Reputation: 33
I'm new to Cassandra and I've been having some issues trying to delete multiple rows in table. I have a table defined as follows:
CREATE TABLE aze.isis_users (
identifier text PRIMARY KEY,
iteration_count int,
password_expires_on date,
passwordword blob,
roleidentifier text,
salt blob
) WITH additional_write_policy = '99p'
AND bloom_filter_fp_chance = 0.01
AND caching = {'keys': 'ALL', 'rows_per_partition': 'NONE'}
AND cdc = false
AND comment = ''
AND compaction = {'class': 'org.apache.cassandra.db.compaction.SizeTieredCompactionStrategy', 'max_threshold': '32', 'min_threshold': '4'}
AND compression = {'chunk_length_in_kb': '16', 'class': 'org.apache.cassandra.io.compress.LZ4Compressor'}
AND crc_check_chance = 1.0
AND default_time_to_live = 0
AND extensions = {}
AND gc_grace_seconds = 864000
AND max_index_interval = 2048
AND memtable_flush_period_in_ms = 0
AND min_index_interval = 128
AND read_repair = 'BLOCKING'
AND speculative_retry = '99p';
I would like to be able to delete all rows with roleidentifier = lim_user
I get the following 2 errors with 2 different query :
Upvotes: 3
Views: 4067
Reputation: 16353
The same question was asked on https://community.datastax.com/questions/13219/ so I'm re-posting my answer here for posterity.

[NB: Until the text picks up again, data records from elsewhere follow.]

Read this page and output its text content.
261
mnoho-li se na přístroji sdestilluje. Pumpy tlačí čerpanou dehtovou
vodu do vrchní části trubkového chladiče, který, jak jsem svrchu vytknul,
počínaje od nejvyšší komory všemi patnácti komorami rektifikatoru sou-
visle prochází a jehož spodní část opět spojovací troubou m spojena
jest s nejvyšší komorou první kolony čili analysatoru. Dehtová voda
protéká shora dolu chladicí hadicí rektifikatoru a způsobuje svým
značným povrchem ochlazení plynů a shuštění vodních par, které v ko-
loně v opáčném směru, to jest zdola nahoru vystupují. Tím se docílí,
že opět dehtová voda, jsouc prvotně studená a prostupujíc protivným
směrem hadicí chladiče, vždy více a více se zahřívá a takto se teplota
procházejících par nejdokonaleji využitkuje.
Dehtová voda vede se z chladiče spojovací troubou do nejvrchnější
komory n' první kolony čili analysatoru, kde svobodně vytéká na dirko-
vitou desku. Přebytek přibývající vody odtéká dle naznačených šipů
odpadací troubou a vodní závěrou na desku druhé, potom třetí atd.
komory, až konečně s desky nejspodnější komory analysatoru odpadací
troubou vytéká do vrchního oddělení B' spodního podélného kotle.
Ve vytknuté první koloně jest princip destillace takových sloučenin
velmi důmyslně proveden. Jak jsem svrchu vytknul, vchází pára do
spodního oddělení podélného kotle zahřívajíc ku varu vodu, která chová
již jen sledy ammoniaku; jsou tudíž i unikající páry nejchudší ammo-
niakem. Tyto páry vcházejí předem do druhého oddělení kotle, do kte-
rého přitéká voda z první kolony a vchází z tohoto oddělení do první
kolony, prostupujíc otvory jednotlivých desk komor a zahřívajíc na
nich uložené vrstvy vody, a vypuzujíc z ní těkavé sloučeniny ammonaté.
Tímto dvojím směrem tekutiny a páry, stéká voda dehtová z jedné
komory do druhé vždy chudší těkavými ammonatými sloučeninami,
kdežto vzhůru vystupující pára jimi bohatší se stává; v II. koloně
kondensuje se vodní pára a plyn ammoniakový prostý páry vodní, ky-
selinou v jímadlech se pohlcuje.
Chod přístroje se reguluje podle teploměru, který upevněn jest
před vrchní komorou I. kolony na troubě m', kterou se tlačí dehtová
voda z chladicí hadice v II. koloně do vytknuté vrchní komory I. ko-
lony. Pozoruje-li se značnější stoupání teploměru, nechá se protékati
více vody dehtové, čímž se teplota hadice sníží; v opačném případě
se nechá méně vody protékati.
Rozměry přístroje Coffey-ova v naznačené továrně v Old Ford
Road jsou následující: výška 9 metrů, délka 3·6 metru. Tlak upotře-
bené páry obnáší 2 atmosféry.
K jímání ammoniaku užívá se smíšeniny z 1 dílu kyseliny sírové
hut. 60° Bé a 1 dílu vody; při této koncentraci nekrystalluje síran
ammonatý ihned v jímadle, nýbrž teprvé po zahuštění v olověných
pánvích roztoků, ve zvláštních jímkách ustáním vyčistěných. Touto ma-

In Cassandra, database records known as "partitions" are distributed randomly across nodes in the cluster. The partition key (row ID in traditional RDBMS) is used by Cassandra to determine which node the partition (record) is stored. In order to delete a partition, you need to specify the partition key.
Understanding partitions and how data is distributed is critical to learning why Cassandra is different to traditional RDBMS. Patrick McFadin explains the concept of partitions in this short video in great detail with examples and diagrams which I highly recommend. It is an extract of the free DS201 Foundations of Apache Cassandra course on DataStax Academy.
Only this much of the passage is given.